Eradicating Female Genital Mutilation/Cutting

Violence against women and girls affects all females and crosses cultural and economic boundaries. We have begun campaigns, education programs, skills building and economic empowerment programming, community mobilization, and participatory group education efforts to stop this harmful practice. Such interventions aim to change attitudes and norms that support violence against women and girls, thereby empowering women and girls economically and socially, as well as promoting nonviolent, gender-equitable behavio

Everywhere it is practiced, FGM is an expression of entrenched gender inequality. Girls subjected to FGM are subjected to a systematic form of violence. Survivors often require life-saving care and urgent treatment

FGM persists for various reasons, including cultural and economic factors that make it difficult for girls, women and communities to abandon the practice. But it cannot forever withstand the voices of survivors mobilizing to change beliefs.
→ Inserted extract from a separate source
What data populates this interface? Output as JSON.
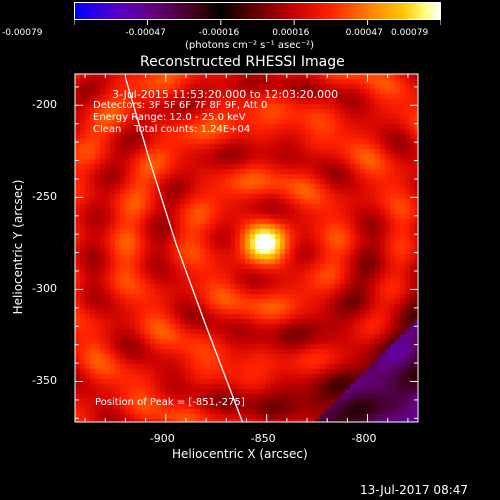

The aim of Lioness Maasai Organisation is to accelerate the inevitable demise of this harmful practice.

We as Lioness maasai organisation some of our members having gone through Female genital mutilation/cutting we have resolvedly said no to fgm since is a form of violence against women and girls. It includes all procedures that involve the partial or total removal of external genitalia or other injury to the female genital organs. It is estimated out of 10 women in a maasai community 7 have suffered the effects of this practice and many young girls and women are at risk each year. Female genital mutilation/cutting violates several human rights outlined under the Universal Declaration of Human Rights, the Convention on the Elimination of all Forms of Discrimination against Women, and the Convention on the Rights of the Child. Human rights-based approaches to eradication include, but are not limited to, the enforcement of laws, education programs focused on empowerment, and campaigns to recruit change agents from within communities.